The Politics of Year 2000 Computer Glitches
White House appoints crisis manager to speed up pace of $30 billion federal computer conversions.
WASHINGTON
Gathered at the long table in the Cabinet room of the West wing, the president's Cabinet recently listened to Vice President Al Gore - "the techno-nerd," as some at the gathering have described him - drone on about a technical glitch that will hit most computers in the year 2000.
As with other Gore crusades - sober warnings of future problems, like global warming - those in the room were not spellbound by the presentation.
Until he brought it home. Americans, he said, will hold the White House accountable. Looking around the table, Mr. Gore warned that "one of you" will likely get singled out as personally responsible for the administration's failure to get on top of this problem.
As the snafu known to programmers as Y2K nears, the White House is increasingly concerned about the political as well as economic fallout it says is inevitable, and it is intensifying its proactive efforts to minimize the problem.
Nevertheless those within the administration working the Year 2000 problem already know there will be lapses in the government's information infrastructure.
"There is a high-level focus on this as we reach the witching hour," says John Koskinen, who says he has spent most of his government career in crisis management and this week assumes the chairmanship of the President's Council on the Year 2000 Conversion.
Digital confusion
The Y2K problem is easy to understand.
Only the newest software and hardware in most computer systems are capable of realizing that the 20th century has become the 21st. The rest of the systems rely on only two-digit dates. So, anytime a computer makes a date-related calculation from '98 to '00, it doesn't see 00 as 2000 but as 1900. The inability to make the distinction creates unpredictability in a computer's ability to function.

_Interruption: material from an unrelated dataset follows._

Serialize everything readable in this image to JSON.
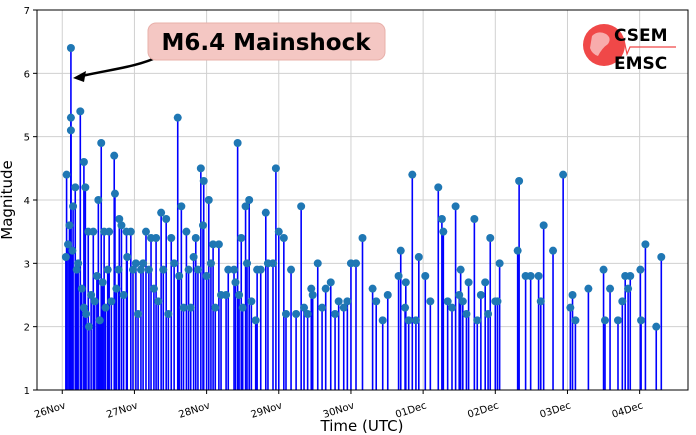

Glitches could potentially show up in any computerized operation - from air-traffic control systems to the federal computers that send out monthly Social Security checks, officials concede.
The price tag to fix US government systems alone is pegged at close to $30 billion. Globally, the cost estimates range from $1 trillion to $3 trillion.
In the private sector, some companies specializing in the booming business of Y2K fixes have more business than programmers and are no longer taking on new clients.
At the top of the presidential council's fix list are systems that handle the money that comes in and goes out of government coffers. "We want to make sure Social Security payments are made in a timely way. We want to make sure tax payments come in in a timely way," Mr. Koskinen says.
But as the presidential commission works to coordinate federal Y2K efforts, ensuring each division of the government is combing through its computer systems to eliminate bad programming code, it is clear the government is behind in its work.
"We will not experience this change of date without some problem," says White House spokesman Mike McCurry, who recently announced that the president has requested an additional $250 million from Congress to fund the federal effort. The Federal Reserve Bank is also making billions of dollars available to US banks hampered by the Y2K problem.
Already, banks and credit card companies are experiencing Y2K hiccups. Some consumers have found their credit cards rejected at the check-out counter because the card has an expiration date in the year 2000. The computer, capable of reading only the last two digits of the year, believes the card expired 98 years ago. Similarly, since 1993 some computers have had trouble calculating interest on 7-year mortgages.
Economic repercussions
With political fortunes tied closely to the health of the economy, the White House is watching closely to determine just how much potential impact Y2K could have on the nation's fiscal well- being.
Federal Reserve Chairman Alan Greenspan warned last month of lost productivity as the work force spends time both correcting mishaps and rewriting defective code. "Before we reach the year 2000, there is economic loss," he said.
Some analysts predict that by next year, growth of the economy will be slowed by 0.3 percent, and 0.5 percent in the year 2000. If the economy is percolating well, that wouldn't be enough to cause major problems. But if the economy is already sluggish, the Y2K problem might be enough of an added drag, or create enough confusion in financial markets, to take the nation into a recession.
"We could see a sputtering recession result from problems in global financial markets," says James Canton, president of the Institute for Global Futures in San Francisco.
Ready - or not?
Based on polling of companies in the United States, Mr. Canton's conclusion is that roughly 20 to 30 percent of all American companies will have computer systems which won't be Year 2000 compliant.
And no one is sure how the noncompliant systems will interact with those that are Y2K ready. "We no longer live on an island in the brave new economic world of networked information," Canton says.
"This is not just a problem of will a computer recognize 1999 vs. 2000, it's a matter of will computers be able to talk to each other," he warns, saying the problem will persist well into the next administration. "The [Monica Lewinsky] scandal and the Iraq crisis will come and go," Canton says, but "Y2K will persist through the year 2003." It could take that long, he says, to reprogram all the world's computer systems.